FIG. 1 is a configuration diagram showing an entire steel ball drop impact test apparatus according to a first embodiment of the present invention.

FIG. 2A is a perspective view showing a part of the steel ball guide shown in FIG. 1, and FIG. 2B is a view in which a stop plate is attached to the steel ball guide shown in FIG. FIG. 4 is a cross-sectional view showing a state in which the cover is folded.

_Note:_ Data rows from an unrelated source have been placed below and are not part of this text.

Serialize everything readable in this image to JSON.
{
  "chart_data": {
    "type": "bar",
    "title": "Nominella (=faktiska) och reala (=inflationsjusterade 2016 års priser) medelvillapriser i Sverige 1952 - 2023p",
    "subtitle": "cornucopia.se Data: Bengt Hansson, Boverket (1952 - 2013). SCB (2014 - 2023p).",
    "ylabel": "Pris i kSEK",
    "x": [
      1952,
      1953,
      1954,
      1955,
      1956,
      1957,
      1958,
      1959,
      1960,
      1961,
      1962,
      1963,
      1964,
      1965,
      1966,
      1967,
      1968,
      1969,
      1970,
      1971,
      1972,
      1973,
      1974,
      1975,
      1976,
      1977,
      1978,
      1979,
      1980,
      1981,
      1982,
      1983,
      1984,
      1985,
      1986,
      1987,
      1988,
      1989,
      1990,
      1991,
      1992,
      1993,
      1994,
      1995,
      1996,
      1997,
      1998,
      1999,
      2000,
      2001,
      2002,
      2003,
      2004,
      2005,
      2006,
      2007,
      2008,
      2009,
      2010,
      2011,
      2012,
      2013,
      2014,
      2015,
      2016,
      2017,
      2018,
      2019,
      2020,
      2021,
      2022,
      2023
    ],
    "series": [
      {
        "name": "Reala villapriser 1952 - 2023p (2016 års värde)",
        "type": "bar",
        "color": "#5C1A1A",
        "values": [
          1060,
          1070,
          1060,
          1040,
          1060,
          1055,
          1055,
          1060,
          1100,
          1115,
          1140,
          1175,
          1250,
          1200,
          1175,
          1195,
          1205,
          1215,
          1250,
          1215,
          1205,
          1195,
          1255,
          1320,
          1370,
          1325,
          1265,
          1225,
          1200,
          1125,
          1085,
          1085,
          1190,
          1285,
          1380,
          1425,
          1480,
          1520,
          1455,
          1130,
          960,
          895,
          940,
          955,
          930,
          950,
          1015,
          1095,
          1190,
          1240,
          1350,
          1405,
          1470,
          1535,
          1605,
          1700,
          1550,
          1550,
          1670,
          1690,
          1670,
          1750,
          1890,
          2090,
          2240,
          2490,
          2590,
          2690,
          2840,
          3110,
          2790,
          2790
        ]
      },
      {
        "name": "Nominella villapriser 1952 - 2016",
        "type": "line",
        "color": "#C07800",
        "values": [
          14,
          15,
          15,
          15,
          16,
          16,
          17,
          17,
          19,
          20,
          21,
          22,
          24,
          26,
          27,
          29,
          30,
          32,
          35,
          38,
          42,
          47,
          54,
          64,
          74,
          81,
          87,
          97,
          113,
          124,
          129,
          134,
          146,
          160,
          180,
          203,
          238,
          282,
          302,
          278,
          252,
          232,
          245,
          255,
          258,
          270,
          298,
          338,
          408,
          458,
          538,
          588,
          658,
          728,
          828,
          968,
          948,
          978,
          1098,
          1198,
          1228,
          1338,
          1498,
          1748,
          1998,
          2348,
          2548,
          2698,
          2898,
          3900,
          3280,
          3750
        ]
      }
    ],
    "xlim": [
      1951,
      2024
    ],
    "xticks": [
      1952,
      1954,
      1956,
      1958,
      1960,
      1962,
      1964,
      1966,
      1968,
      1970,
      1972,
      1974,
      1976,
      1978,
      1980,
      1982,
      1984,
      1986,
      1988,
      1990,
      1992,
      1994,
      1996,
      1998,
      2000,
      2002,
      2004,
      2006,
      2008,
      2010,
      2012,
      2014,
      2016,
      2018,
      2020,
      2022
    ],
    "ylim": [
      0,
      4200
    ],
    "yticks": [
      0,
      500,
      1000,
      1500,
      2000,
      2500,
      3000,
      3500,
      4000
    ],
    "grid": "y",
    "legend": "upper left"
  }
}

FIG. 3 is a side view showing a state in which a permanent magnet is attracted to a steel ball in the steel ball drop impact test apparatus shown in FIG. 1;

FIG. 4 (a) is a top view showing a configuration of a steel ball impact test apparatus according to a second embodiment of the present invention.
FIG. 4B is a side view of the steel ball impact test device shown in FIG.

[Explanation of symbols]

DESCRIPTION OF SYMBOLS 1 ... Air cylinder, 1a ... Drive shaft, 2 ... Permanent magnet, 3 ...
Steel ball, 4 ... Sample for impact test, 5 ... Steel ball guide, 6 ... Sample stand, 7 ... Stop plate, 8 ... Frame, 9 ... Elongated hole, 10 ... 1,
1 ..., 12 ... gap, 19 ... inclined table, 19a ... inclined surface, 2
0: steel ball drop impact tester, 21: steel ball impact tester,
θ ... inclination angle.

Claims (5)

[Claims] 1. A steel ball impact test apparatus for performing an impact test by colliding a steel ball with a sample, comprising: a steel ball guide for guiding the steel ball; and a moving means for moving the steel ball in the steel ball guide. A permanent magnet provided on the moving means for attracting the steel ball, and a separating member for separating the steel ball from the permanent magnet at a predetermined position of the steel ball guide. Steel ball impact test equipment. 2. The steel ball impact test apparatus according to claim 1, wherein said moving means is a cylinder having a shaft driven vertically. 3. The steel ball guide according to claim 1, wherein the position of the separating member is changeable.
The steel ball impact test device as described. 4. The separating member according to claim 1, wherein the separating member comprises an elongated hole provided on a side wall of the steel ball guide, and a stop plate attached to an arbitrary position of the elongated hole. Steel ball impact test equipment. 5. The steel ball impact test device according to claim 1, wherein said steel ball guide is inclined.